En effet, la France ne se situe plus sur la trajectoire qu'elle s'est fixée elle-même par la loi de programmation des finances publiques adoptée fin 2012. Cette trajectoire prévoyait un déficit public réduit à 3 % en 2013. L'écart est de 1,3 point en termes de déficit effectif et de 1,5 point en déficit structurel. Une telle situation a conduit le Haut Conseil des finances publiques à constater un « écart important », rendant nécessaire le déclenchement du mécanisme de correction, ainsi que le prévoit la loi organique du 17 décembre 2012. La situation de nos finances publiques, bien qu'en voie d'amélioration, demeure plus dégradée que dans les autres pays européens. Le déficit public, de 4,3 % du PIB en 2013, est supérieur à la moyenne de l'Union européenne (3,3 %) et à celle de la zone euro (3 %). Avec un niveau de croissance légèrement supérieur à la moyenne de la zone euro, la France a réduit son déficit dans des proportions semblables à ses partenaires, et sa dette publique a augmenté un peu plus vite que la moyenne. Pour la première fois, le niveau de dette français se situe au-dessus des deux moyennes de l'Union européenne et de la zone euro. Bien que ralenti, le rythme de croissance des dépenses publiques en France a été encore sensiblement plus rapide que chez nos voisins en 2013.
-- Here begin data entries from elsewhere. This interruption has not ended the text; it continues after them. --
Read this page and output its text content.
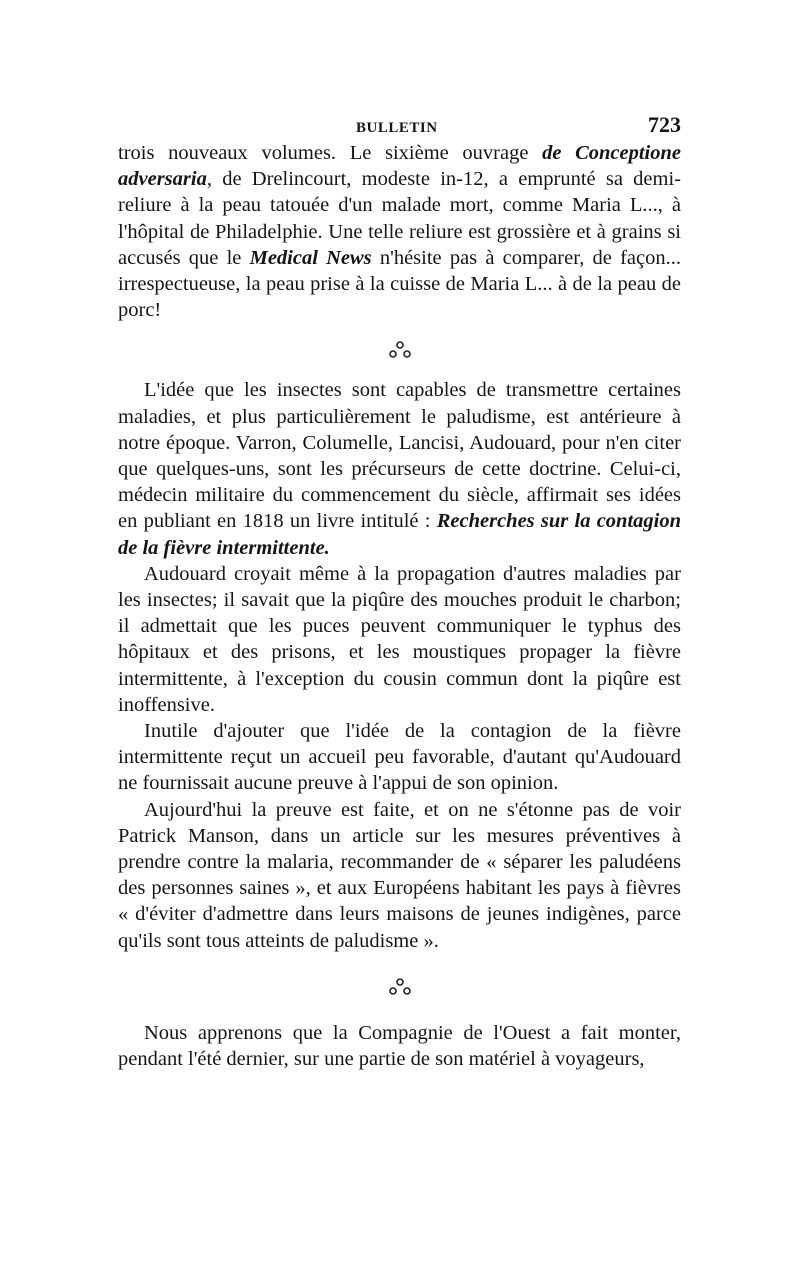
BULLETIN	723

trois nouveaux volumes. Le sixième ouvrage de Conceptione adversaria, de Drelincourt, modeste in-12, a emprunté sa demi-reliure à la peau tatouée d'un malade mort, comme Maria L..., à l'hôpital de Philadelphie. Une telle reliure est grossière et à grains si accusés que le Medical News n'hésite pas à comparer, de façon... irrespectueuse, la peau prise à la cuisse de Maria L... à de la peau de porc!

L'idée que les insectes sont capables de transmettre certaines maladies, et plus particulièrement le paludisme, est antérieure à notre époque. Varron, Columelle, Lancisi, Audouard, pour n'en citer que quelques-uns, sont les précurseurs de cette doctrine. Celui-ci, médecin militaire du commencement du siècle, affirmait ses idées en publiant en 1818 un livre intitulé : Recherches sur la contagion de la fièvre intermittente.

Audouard croyait même à la propagation d'autres maladies par les insectes; il savait que la piqûre des mouches produit le charbon; il admettait que les puces peuvent communiquer le typhus des hôpitaux et des prisons, et les moustiques propager la fièvre intermittente, à l'exception du cousin commun dont la piqûre est inoffensive.

Inutile d'ajouter que l'idée de la contagion de la fièvre intermittente reçut un accueil peu favorable, d'autant qu'Audouard ne fournissait aucune preuve à l'appui de son opinion.

Aujourd'hui la preuve est faite, et on ne s'étonne pas de voir Patrick Manson, dans un article sur les mesures préventives à prendre contre la malaria, recommander de « séparer les paludéens des personnes saines », et aux Européens habitant les pays à fièvres « d'éviter d'admettre dans leurs maisons de jeunes indigènes, parce qu'ils sont tous atteints de paludisme ».

Nous apprenons que la Compagnie de l'Ouest a fait monter, pendant l'été dernier, sur une partie de son matériel à voyageurs,
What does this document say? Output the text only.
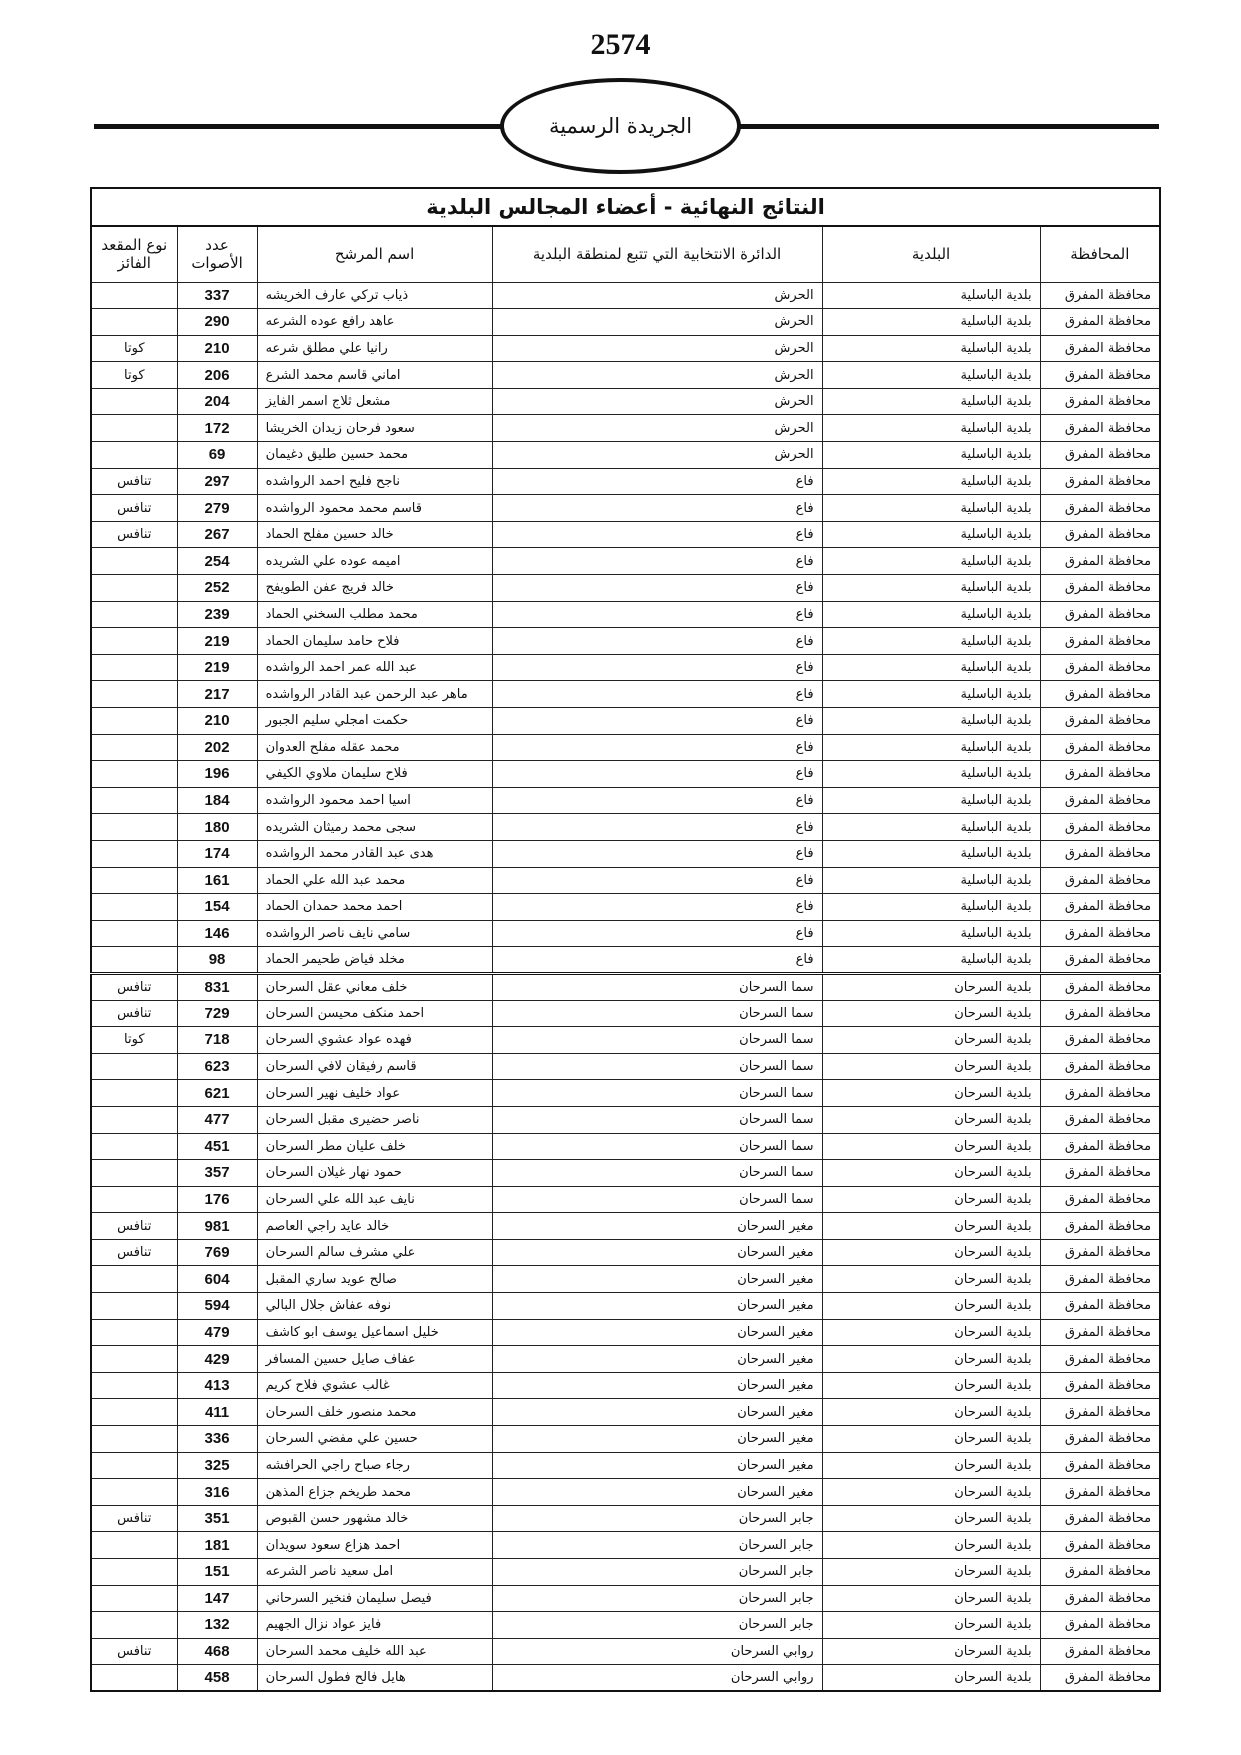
2574
الجريدة الرسمية
النتائج النهائية - أعضاء المجالس البلدية					
المحافظة	البلدية	الدائرة الانتخابية التي تتبع لمنطقة البلدية	اسم المرشح	عدد الأصوات	نوع المقعد الفائز
محافظة المفرق	بلدية الباسلية	الحرش	ذياب تركي عارف الخريشه	337	
محافظة المفرق	بلدية الباسلية	الحرش	عاهد رافع عوده الشرعه	290	
محافظة المفرق	بلدية الباسلية	الحرش	رانيا علي مطلق شرعه	210	كوتا
محافظة المفرق	بلدية الباسلية	الحرش	اماني قاسم محمد الشرع	206	كوتا
محافظة المفرق	بلدية الباسلية	الحرش	مشعل ثلاج اسمر الفايز	204	
محافظة المفرق	بلدية الباسلية	الحرش	سعود فرحان زيدان الخريشا	172	
محافظة المفرق	بلدية الباسلية	الحرش	محمد حسين طليق دغيمان	69	
محافظة المفرق	بلدية الباسلية	فاع	ناجح فليح احمد الرواشده	297	تنافس
محافظة المفرق	بلدية الباسلية	فاع	قاسم محمد محمود الرواشده	279	تنافس
محافظة المفرق	بلدية الباسلية	فاع	خالد حسين مفلح الحماد	267	تنافس
محافظة المفرق	بلدية الباسلية	فاع	اميمه عوده علي الشريده	254	
محافظة المفرق	بلدية الباسلية	فاع	خالد فريج عفن الطويفح	252	
محافظة المفرق	بلدية الباسلية	فاع	محمد مطلب السخني الحماد	239	
محافظة المفرق	بلدية الباسلية	فاع	فلاح حامد سليمان الحماد	219	
محافظة المفرق	بلدية الباسلية	فاع	عبد الله عمر احمد الرواشده	219	
محافظة المفرق	بلدية الباسلية	فاع	ماهر عبد الرحمن عبد القادر الرواشده	217	
محافظة المفرق	بلدية الباسلية	فاع	حكمت امجلي سليم الجبور	210	
محافظة المفرق	بلدية الباسلية	فاع	محمد عقله مفلح العدوان	202	
محافظة المفرق	بلدية الباسلية	فاع	فلاح سليمان ملاوي الكيفي	196	
محافظة المفرق	بلدية الباسلية	فاع	اسيا احمد محمود الرواشده	184	
محافظة المفرق	بلدية الباسلية	فاع	سجى محمد رميثان الشريده	180	
محافظة المفرق	بلدية الباسلية	فاع	هدى عبد القادر محمد الرواشده	174	
محافظة المفرق	بلدية الباسلية	فاع	محمد عبد الله علي الحماد	161	
محافظة المفرق	بلدية الباسلية	فاع	احمد محمد حمدان الحماد	154	
محافظة المفرق	بلدية الباسلية	فاع	سامي نايف ناصر الرواشده	146	
محافظة المفرق	بلدية الباسلية	فاع	مخلد فياض طحيمر الحماد	98	
محافظة المفرق	بلدية السرحان	سما السرحان	خلف معاني عقل السرحان	831	تنافس
محافظة المفرق	بلدية السرحان	سما السرحان	احمد منكف محيسن السرحان	729	تنافس
محافظة المفرق	بلدية السرحان	سما السرحان	فهده عواد عشوي السرحان	718	كوتا
محافظة المفرق	بلدية السرحان	سما السرحان	قاسم رفيقان لافي السرحان	623	
محافظة المفرق	بلدية السرحان	سما السرحان	عواد خليف نهير السرحان	621	
محافظة المفرق	بلدية السرحان	سما السرحان	ناصر حضيرى مقبل السرحان	477	
محافظة المفرق	بلدية السرحان	سما السرحان	خلف عليان مطر السرحان	451	
محافظة المفرق	بلدية السرحان	سما السرحان	حمود نهار غيلان السرحان	357	
محافظة المفرق	بلدية السرحان	سما السرحان	نايف عبد الله علي السرحان	176	
محافظة المفرق	بلدية السرحان	مغير السرحان	خالد عايد راجي العاصم	981	تنافس
محافظة المفرق	بلدية السرحان	مغير السرحان	علي مشرف سالم السرحان	769	تنافس
محافظة المفرق	بلدية السرحان	مغير السرحان	صالح عويد ساري المقبل	604	
محافظة المفرق	بلدية السرحان	مغير السرحان	نوفه عفاش جلال البالي	594	
محافظة المفرق	بلدية السرحان	مغير السرحان	خليل اسماعيل يوسف ابو كاشف	479	
محافظة المفرق	بلدية السرحان	مغير السرحان	عفاف صايل حسين المسافر	429	
محافظة المفرق	بلدية السرحان	مغير السرحان	غالب عشوي فلاح كريم	413	
محافظة المفرق	بلدية السرحان	مغير السرحان	محمد منصور خلف السرحان	411	
محافظة المفرق	بلدية السرحان	مغير السرحان	حسين علي مفضي السرحان	336	
محافظة المفرق	بلدية السرحان	مغير السرحان	رجاء صباح راجي الحرافشه	325	
محافظة المفرق	بلدية السرحان	مغير السرحان	محمد طريخم جزاع المذهن	316	
محافظة المفرق	بلدية السرحان	جابر السرحان	خالد مشهور حسن القبوص	351	تنافس
محافظة المفرق	بلدية السرحان	جابر السرحان	احمد هزاع سعود سويدان	181	
محافظة المفرق	بلدية السرحان	جابر السرحان	امل سعيد ناصر الشرعه	151	
محافظة المفرق	بلدية السرحان	جابر السرحان	فيصل سليمان فنخير السرحاني	147	
محافظة المفرق	بلدية السرحان	جابر السرحان	فايز عواد نزال الجهيم	132	
محافظة المفرق	بلدية السرحان	روابي السرحان	عبد الله خليف محمد السرحان	468	تنافس
محافظة المفرق	بلدية السرحان	روابي السرحان	هايل فالح فطول السرحان	458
La lenteur du rééquilibrage ne doit pas faire douter de son bien-fondé, ni de son absolue nécessité. On n'efface pas les conséquences de quarante années de gestion déséquilibrée des finances publiques en quatre années et au lendemain de la crise économique la plus grave qu'ait connue notre pays depuis l'entre-deux guerres. Un effort de cette nature doit être poursuivi dans la durée.
Le troisième message concerne la réalisation des objectifs pour l'année en cours. L'objectif de 3,6 % de déficit public a été révisé à 3,8 % dans le programme de stabilité de mai. La Cour a identifié des risques importants de moindres recettes. Des moins-values possibles peuvent être associées à une surestimation de l'élasticité des recettes publiques à la croissance du PIB. Déjà, l'importante surestimation de cette hypothèse en 2013, qui constitue d'ailleurs un défaut récurrent dans la construction des budgets, a entrainé 8 milliards de moindres recettes pour l'ensemble des administrations publiques. Pour 2014, la Cour estime à 2 à 3 milliards d'euros les risques liés à ses hypothèses d'élasticité, et à un degré moindre, ceux tenant au chiffrage des mesures nouvelles. Il existe aussi un risque concernant l'estimation de croissance de 1 % sur laquelle reposent les prévisions de recettes, compte tenu des informations les plus récentes. Le Haut Conseil des finances publiques a d'ailleurs estimé que cette prévision, sans être hors d'atteinte, apparaissait désormais élevée.
S'agissant des dépenses en 2014, la Cour a constaté que les risques de dépassement des crédits étaient un peu plus importants que les années précédentes. Ils concernent par exemple le ministère de la défense et celui de l'agriculture. La Cour estime que les objectifs de dépenses pourraient être atteints, notamment grâce à l'annulation des crédits mis en réserve. Les objectifs de dépenses de sécurité sociale devraient également être tenus. Les prévisions concernant l'assurance chômage risquent en revanche d'être dépassées. Surtout, les dépenses des collectivités territoriales, même révisées à la hausse, sont encore sous-estimées. Au total, le déficit des administrations publiques pourrait dépasser l'objectif de 3,8 % et être proche de 4 %, voire légèrement supérieur si la prévision de croissance du Gouvernement ne se réalisait pas, et ce risque est avéré. Le respect de la trajectoire des finances publiques pour les années 2015 à 2017 s'en trouverait fragilisé.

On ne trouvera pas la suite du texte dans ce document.